Onion Lee

Posted on Apr 25

Cruise Booking System Redesign

Motivation

I'm currently serving in the military on a remote island, and I often need to take a cruise home during breaks. Unfortunately, the cruise booking app had some critical issues that caused delays and disrupted my plans.

1. Race Condition: During seat selection and payment, the system allowed multiple users to select the same seat at the same time. The seat would ultimately go to whoever completed payment first—even if someone else had selected it earlier.

2. Slow Response Time: When weather or rough seas triggered mass rebookings, the system's response time dropped drastically. Seat reservation operations would lag or fail completely, often causing payment attempts to be aborted.
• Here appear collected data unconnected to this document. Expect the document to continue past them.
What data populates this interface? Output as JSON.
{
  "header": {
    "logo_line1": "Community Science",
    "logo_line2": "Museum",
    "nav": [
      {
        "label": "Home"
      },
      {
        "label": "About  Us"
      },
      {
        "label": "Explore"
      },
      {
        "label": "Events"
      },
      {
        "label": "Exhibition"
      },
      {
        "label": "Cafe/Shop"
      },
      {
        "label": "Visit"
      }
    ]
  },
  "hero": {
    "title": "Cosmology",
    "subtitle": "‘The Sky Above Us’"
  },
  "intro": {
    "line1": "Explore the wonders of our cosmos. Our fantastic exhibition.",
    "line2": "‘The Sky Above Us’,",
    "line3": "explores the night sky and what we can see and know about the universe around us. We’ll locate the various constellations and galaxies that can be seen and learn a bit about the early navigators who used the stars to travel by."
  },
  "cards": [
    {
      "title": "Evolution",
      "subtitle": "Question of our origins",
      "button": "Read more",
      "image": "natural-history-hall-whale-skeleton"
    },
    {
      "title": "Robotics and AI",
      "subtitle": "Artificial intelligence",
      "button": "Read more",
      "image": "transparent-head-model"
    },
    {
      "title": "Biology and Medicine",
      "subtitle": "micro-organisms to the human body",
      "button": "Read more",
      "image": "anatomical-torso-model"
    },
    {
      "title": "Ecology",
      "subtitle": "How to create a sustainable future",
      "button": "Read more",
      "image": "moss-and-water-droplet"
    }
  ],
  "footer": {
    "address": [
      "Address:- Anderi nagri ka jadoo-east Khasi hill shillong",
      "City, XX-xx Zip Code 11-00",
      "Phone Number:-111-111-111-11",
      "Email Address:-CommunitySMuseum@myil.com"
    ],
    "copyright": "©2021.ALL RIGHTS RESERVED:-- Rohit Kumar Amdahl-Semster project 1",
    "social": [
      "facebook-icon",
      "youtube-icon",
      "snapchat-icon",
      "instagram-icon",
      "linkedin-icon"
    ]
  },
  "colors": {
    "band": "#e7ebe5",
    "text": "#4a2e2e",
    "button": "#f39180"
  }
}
Because of these issues, I set out to redesign the booking API with a focus on robust, reliable seat reservation logic.

Assumptions

To keep the project scoped around the core booking logic, I made several simplifying assumptions:

Users are assumed to be authenticated.
All cruise information, including seat maps and address details, is predefined (no admin panel).
Payment processing is simulated, including webhooks and is simplified.

Two-Phase Booking Design

To address the first problem - race condition - I explored the timer-based approach. A countdown timer starts as soon as the user selects a seat. If the user fails to complete the checkout process within the allotted time, the seat is released for other users.

Using a Status Column

I tried to achieve this in the relational database layer using a status column. The process goes as follows:

A user sends a POST request to the /trips/reserve endpoint.
The system checks the status of the seat in the database - if status is available, the system updates it to pending.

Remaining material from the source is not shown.